Crema de manos hidratante y regeneradora, que protege y repara. Calma y reconforta las manos agrietadas, secas y castigadas por la exposición permanente a agentes externos, jabones, agua, viento, sol, etc.

Os la recomendamos para las manos, en estos momentos en que el abuso de geles desinfectantes, y de lavados exagerados con jabones no siempre recomendables, están causando problemas de irritación, picor, descamación y eccemas, pero también podéis aplicarla en cualquier otra zona que se vea afectada por estos problemas.

Es un bálsamo suavizante que devolverá la elasticidad e hidratación creando una fina capa protectora que previene la sequedad y mejora el bienestar de su piel, incluso la afectada por enrojecimiento, picor, escamación, etc.

Ingredientes: Oleomacerado de caléndula, malva y manzanilla en aceite de oliva, manteca de karité, manteca de cacao, aceites vegetales de argán y aguacate, aceites esenciales de espliego y palo de rosa.

La caléndula es una planta que resiste el máximo calor y hasta en invierno, los días de mucho frío, debido a que produce una resina que la protege aún siendo delicada como herbácea que es. Ese mismo efecto protector es el que produce en nuestra piel. 

No sólo nos protege, sino que estimula además la reparación de los tejidos dañados pudiendo usarse en todas las irritaciones y problemas de piel: es cicatrizante, antiinflamatoria, suavizante, antiséptica, y calmante, gracias a sus abundantes principios activos entre los que destaca el ácido salicílico.

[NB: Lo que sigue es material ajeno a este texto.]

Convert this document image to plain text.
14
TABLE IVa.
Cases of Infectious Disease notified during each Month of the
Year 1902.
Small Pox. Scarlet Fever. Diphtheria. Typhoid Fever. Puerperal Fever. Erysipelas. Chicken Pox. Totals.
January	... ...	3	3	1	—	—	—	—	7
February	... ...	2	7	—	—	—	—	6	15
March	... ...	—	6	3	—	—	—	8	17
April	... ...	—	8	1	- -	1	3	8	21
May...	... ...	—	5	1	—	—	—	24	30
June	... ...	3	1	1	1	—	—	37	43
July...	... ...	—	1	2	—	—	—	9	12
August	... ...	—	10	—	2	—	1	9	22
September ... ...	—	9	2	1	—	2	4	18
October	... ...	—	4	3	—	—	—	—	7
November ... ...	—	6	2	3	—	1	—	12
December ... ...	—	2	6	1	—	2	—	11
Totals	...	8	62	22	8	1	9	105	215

La caléndula destaca por sus excelentes cualidades para el cuidado de la piel, es calmante y regeneradora. Se utiliza en pieles irritadas o enrojecidas, siendo muy útil si se aplica en pieles agrietadas, estropeadas o sensibles. Gracias a sus ingredientes, puedes usarla no sólo en las manos, sino en cualquier parte del cuerpo: fitoesteroles, saponinas, betacarotenos, terpenoides y quercetina, entre otros, tiene un gran poder antiséptico, antiinflamatorio, cicatrizante y antioxidante.

El oleomacerado de caléndula utilizado se enriquece, además, con la malva y la manzanilla por sus propiedades antiinflamatorias y calmantes.

El aceite esencial de espliego, además de ser un magnífico cicatrizante y un buen antiséptico, destaca por ser especialmente indicado en todas las infecciones fúngicas, víricas y bacterianas del tejido cutáneo, siendo una de las mejores opciones aromáticas para cualquier dermatosis infecciosa, con independencia de la naturaleza del patógeno que nos afecte.

El aceite esencial de palo de rosa aporta un equilibrio hidrolipídico perfecto en la epidermis, porque la hidrata, suaviza y revitaliza. Está dotado de un poder revitalizante que le otorga su molécula mayoritaria, el linalol, que es un estimulante celular con acción tónica y astringente cutánea más que demostrada.

Disponible en nuestro taller: Precio: 8,50€.